Babette Mangolte
2013.01.25 - 04.20
Babette Mangolte: An Exhibition and a Film Retrospective
BARBARA CLAUSEN
Babette Mangolte: An Exhibition and a Film Retrospective1 presents a series of works by the French-American artist and filmmaker that span her early pioneering documentary interest in dance, performance art and theatre in New York City during the 1970s as well as her films and more recent site-specific installations. The exhibition reflects upon Mangolte’s profound intellectual fascination with the time- and site-specificity of perfor-mative practices and the perception of time and space. That interest resonates in her installations as well as her still and moving images, on performance and spectacle, the subjective camera and the exploration of vernacular, as well as her explorations of landscape and ecological history.
Mangolte arrived in New York from Paris in 1970, at a time when the Manhattan Downtown art and performance scene offered the artistic means for site-specific, socially aware and process-based art practices that found their expression not just in live action, but also in photography, video and film. Mangolte, inspired by what she saw, regularly documented the performance work of artists such as Robert Whitman, Stuart Sherman and Joan Jonas, dancers such as Yvonne Rainer and Trisha Brown, as well as theatre directors like Richard Foreman and Robert Wilson. While photography had brought Mangolte to performance art, the subject of photography in her films led her to make work about looking as well as the production of art, mirrored within the work of the artists, the dancers and the performers she followed. Mangolte captured and gave vision to the key aspects of the time: the rejection of ontological self-reflexivity, the use of operational time, literalism and the effect of space on seeing.1 In her early films such as What Maisie Knew (1974), The Camera: Je, La Caméra: I (1977), Water Motor (1978) and The Cold Eye (My Darling Be Careful) (1980), the dynamic between the recording apparatus, its subjects and the prota-gonists is central to her aim for the audience “to reassess the way they look at film.”3 It was in these years that Mangolte’s ongoing interest in how we understand the present through the past developed, and it would remain an incentive for her films on the stagings of historical performances, such as Four Pieces for Morris (1993) and Seven Easy Pieces by Marina Abramovic (2007).

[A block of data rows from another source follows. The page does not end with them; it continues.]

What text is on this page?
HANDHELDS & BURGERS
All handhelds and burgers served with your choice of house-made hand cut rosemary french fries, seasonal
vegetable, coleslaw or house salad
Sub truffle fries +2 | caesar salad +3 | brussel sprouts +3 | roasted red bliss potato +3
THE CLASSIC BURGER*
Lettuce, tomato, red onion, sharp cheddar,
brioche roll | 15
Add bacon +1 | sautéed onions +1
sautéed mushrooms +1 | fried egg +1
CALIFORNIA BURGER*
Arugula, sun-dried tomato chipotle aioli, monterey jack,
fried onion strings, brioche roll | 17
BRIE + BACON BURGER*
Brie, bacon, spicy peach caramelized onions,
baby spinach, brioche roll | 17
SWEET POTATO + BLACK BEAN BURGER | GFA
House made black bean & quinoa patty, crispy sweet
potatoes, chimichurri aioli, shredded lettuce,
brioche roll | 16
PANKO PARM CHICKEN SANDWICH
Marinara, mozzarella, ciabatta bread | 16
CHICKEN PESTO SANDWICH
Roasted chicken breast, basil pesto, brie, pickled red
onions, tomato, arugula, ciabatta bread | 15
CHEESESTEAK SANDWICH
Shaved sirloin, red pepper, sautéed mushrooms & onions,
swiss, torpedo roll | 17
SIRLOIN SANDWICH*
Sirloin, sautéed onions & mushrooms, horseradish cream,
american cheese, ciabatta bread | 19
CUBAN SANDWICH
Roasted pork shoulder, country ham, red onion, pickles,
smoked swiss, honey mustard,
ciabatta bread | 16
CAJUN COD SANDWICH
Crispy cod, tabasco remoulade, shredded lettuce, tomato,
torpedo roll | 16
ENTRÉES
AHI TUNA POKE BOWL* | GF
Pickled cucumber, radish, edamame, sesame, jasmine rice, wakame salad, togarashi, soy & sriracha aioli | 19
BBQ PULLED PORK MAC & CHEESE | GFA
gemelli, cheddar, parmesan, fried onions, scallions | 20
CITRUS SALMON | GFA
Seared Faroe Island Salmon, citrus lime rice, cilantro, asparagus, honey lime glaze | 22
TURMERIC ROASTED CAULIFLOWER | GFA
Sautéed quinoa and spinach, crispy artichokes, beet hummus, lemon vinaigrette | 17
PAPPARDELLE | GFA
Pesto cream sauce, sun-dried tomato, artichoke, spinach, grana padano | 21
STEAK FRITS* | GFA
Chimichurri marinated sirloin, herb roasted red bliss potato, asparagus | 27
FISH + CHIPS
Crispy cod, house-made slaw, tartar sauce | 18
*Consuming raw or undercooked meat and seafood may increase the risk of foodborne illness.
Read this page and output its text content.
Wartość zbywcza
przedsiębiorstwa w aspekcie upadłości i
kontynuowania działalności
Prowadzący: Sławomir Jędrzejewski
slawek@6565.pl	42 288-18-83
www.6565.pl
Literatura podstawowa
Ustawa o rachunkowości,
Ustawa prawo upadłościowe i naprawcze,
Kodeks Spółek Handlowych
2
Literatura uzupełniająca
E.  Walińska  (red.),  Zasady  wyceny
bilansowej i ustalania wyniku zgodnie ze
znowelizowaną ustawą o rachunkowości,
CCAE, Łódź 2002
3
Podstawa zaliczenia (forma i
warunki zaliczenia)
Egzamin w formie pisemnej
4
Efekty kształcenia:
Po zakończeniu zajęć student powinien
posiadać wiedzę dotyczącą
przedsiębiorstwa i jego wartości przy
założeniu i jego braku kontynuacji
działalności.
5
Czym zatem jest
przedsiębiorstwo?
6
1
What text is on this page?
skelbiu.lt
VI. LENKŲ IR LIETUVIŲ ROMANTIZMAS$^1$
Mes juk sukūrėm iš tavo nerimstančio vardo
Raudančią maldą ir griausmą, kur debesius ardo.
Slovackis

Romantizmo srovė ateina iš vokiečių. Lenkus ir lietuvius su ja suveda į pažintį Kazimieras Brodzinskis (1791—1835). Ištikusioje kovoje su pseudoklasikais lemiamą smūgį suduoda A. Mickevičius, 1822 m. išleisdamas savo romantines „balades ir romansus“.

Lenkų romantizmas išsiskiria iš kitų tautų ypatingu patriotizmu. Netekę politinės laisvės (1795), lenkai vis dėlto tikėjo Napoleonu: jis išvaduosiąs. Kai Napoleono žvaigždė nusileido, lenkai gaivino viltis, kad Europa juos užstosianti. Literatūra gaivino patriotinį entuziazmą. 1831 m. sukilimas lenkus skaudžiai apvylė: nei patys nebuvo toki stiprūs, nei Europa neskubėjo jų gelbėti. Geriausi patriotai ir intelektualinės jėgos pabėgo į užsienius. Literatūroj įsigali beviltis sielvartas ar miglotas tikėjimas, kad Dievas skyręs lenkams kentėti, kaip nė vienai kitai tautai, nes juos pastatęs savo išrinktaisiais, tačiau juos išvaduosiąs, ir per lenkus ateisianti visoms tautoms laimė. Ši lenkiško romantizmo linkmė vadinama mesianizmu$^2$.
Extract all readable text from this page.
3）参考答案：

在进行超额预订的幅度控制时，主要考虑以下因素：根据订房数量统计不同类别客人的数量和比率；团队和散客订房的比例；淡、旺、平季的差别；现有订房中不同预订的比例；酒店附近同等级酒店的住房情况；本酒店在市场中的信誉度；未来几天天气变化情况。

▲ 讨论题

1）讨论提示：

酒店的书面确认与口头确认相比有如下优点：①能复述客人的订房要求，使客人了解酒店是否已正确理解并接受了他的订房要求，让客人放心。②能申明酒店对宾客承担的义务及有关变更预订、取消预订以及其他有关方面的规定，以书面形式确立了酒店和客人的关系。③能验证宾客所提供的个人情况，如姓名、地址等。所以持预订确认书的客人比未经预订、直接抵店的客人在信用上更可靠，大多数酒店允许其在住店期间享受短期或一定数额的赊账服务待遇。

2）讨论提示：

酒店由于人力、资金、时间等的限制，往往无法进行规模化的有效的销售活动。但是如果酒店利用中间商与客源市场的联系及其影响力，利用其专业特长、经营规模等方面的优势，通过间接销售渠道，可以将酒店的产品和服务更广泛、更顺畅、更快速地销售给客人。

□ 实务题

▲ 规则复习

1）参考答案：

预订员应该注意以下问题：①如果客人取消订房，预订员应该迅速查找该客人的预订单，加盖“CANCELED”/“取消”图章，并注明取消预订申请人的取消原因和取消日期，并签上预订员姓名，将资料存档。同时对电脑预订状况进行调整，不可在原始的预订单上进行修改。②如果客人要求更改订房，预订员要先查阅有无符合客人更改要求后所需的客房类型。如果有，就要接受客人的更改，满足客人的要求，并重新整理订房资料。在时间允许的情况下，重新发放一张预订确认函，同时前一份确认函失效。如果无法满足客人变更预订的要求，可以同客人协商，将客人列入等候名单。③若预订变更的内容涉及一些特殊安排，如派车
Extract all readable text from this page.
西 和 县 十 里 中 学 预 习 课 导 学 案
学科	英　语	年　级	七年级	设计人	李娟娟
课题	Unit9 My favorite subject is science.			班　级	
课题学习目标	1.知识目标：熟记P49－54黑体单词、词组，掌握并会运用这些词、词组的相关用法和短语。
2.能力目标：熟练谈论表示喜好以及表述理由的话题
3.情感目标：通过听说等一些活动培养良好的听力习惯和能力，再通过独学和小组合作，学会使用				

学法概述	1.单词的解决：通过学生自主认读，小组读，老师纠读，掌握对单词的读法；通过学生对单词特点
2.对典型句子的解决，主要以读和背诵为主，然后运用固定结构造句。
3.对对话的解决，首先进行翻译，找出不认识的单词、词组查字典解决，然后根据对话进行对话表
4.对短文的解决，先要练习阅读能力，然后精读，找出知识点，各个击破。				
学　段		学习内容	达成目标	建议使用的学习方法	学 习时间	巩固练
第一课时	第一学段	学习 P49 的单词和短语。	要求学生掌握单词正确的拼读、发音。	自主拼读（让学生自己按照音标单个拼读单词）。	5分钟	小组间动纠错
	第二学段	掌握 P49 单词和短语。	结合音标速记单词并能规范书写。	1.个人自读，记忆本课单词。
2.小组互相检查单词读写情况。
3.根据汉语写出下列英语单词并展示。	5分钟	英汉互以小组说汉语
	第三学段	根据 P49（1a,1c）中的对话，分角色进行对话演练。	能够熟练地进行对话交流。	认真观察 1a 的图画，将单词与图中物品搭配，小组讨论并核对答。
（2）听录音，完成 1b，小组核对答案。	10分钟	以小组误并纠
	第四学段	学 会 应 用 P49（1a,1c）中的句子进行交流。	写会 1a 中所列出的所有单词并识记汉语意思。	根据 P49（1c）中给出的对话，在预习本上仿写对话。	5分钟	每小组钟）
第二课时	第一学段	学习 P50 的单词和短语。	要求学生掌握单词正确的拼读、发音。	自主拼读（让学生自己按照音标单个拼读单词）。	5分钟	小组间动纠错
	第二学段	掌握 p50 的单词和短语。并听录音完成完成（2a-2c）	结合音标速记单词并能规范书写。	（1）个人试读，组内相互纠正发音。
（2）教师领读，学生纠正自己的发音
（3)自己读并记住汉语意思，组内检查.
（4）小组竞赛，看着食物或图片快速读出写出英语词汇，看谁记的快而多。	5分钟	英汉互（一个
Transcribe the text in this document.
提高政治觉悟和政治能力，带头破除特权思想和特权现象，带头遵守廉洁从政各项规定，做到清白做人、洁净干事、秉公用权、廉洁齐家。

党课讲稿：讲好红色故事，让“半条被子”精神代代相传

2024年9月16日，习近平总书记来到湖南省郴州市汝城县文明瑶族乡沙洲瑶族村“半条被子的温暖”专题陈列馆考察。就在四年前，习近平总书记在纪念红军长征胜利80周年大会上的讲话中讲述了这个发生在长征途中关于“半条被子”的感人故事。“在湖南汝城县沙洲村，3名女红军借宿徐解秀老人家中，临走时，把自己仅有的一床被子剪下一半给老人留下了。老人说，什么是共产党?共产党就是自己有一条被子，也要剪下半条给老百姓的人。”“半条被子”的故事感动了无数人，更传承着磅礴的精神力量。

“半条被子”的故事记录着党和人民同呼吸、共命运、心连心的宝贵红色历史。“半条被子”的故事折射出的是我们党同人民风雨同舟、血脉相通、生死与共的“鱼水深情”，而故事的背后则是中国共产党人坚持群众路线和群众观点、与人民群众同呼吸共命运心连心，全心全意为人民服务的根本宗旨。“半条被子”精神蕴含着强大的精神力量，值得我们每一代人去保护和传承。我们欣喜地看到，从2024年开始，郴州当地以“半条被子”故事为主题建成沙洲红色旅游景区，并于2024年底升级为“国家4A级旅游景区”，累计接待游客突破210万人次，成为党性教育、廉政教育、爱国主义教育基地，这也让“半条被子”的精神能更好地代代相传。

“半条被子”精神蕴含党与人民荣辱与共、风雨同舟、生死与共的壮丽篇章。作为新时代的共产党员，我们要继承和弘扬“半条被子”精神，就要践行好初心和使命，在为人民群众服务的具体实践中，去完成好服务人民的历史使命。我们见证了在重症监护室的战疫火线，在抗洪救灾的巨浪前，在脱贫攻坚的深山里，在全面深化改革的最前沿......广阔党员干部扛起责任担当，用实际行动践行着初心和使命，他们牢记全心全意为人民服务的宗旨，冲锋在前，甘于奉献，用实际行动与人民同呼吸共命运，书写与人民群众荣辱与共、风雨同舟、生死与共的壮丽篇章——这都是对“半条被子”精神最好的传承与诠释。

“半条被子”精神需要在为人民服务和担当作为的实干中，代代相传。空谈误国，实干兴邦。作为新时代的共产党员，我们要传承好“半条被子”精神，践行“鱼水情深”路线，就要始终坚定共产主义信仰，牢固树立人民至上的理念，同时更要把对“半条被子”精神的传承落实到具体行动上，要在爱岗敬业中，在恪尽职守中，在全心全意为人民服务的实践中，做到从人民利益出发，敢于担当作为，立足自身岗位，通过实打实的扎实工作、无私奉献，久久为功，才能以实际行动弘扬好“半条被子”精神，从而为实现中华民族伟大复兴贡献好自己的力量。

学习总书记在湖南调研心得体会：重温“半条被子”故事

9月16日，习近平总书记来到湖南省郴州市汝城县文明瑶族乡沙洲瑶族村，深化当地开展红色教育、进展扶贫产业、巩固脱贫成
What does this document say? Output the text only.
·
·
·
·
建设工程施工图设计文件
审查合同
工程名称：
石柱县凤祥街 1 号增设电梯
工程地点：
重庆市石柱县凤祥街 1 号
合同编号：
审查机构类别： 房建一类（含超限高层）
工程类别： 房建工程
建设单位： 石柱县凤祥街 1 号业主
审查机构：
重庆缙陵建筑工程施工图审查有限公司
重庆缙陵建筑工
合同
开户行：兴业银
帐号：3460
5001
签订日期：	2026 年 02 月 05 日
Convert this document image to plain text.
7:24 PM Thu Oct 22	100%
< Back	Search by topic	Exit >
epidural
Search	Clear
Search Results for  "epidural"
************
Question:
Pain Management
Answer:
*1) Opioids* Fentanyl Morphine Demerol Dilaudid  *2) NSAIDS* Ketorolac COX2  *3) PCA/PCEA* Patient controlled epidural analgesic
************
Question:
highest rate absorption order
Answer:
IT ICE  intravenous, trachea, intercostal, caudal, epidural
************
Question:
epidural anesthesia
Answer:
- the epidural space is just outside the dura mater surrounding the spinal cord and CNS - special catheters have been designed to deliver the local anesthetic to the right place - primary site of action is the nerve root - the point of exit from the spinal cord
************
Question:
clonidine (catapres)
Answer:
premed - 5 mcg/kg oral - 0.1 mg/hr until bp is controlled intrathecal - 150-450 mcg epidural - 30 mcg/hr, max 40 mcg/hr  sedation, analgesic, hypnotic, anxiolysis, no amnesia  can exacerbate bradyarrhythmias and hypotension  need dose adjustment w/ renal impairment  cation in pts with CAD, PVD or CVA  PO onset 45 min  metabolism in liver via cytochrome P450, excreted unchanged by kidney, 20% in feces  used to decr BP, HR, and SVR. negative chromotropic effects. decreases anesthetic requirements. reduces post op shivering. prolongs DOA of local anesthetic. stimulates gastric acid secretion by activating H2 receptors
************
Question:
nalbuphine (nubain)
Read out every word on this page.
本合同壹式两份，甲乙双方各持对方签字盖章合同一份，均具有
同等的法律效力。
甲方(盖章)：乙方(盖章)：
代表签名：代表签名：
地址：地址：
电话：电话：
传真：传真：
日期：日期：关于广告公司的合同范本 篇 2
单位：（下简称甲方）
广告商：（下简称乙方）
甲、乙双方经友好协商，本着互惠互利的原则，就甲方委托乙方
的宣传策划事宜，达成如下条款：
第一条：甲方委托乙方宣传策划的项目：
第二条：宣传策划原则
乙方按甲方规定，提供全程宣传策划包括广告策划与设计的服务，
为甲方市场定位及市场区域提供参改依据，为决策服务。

In her installations Looking and Touching (2007), Movement and Stills (2010) and the new Rushes Revisited (2012), Mangolte explores her own continuous re-reading of the scenography and setup of her first exhibition How to Look… (1978), which she created for the then newly founded PS1 in Long Island City, New York. How to Look… was a three-dimensional extension of her first feature-length film, The Camera: Je, La Caméra: I, and an early example of Mangolte’s unique capacity to differentiate and articulate the medium of film within photography, and vice versa, through various performative practices.
From early on, Mangolte anticipated performance art’s expansion from a mode of self-expression rooted in the “live-event” to a time- and site-specific practice—a mode of production that continues to explore the push and pull between the immediacy of the archive and the spectacle of cultural memory.
Mangolte’s installations and videos address the relationship of the human body within space, examining the visibility of the invisible that determines our cognitive capacities. Particularly in her latest work, Éloge du Vert (2012-2013), she explores how we perceive and experience space and the passing of time through digital media. She intertwines the time specificity and shifting aesthetics of past and present media by juxtaposing two temporal moments of her own work: on the one hand, her past studies in film on the human body in urban space, and on the other hand, the loss of the colour green and the changing sense of space through the digitalization of media.
Babette Mangolte reflects the collective imaginary of the aesthetics linked with conceptual and performative practices of the past in the echo of today’s desire to create an aesthetic of timelessness. She nourishes the cultural memory of an entire decade and the ways in which performance-based work is essential to as well as emblematic of our contemporary desire to look back at the past to better understand the present and the future.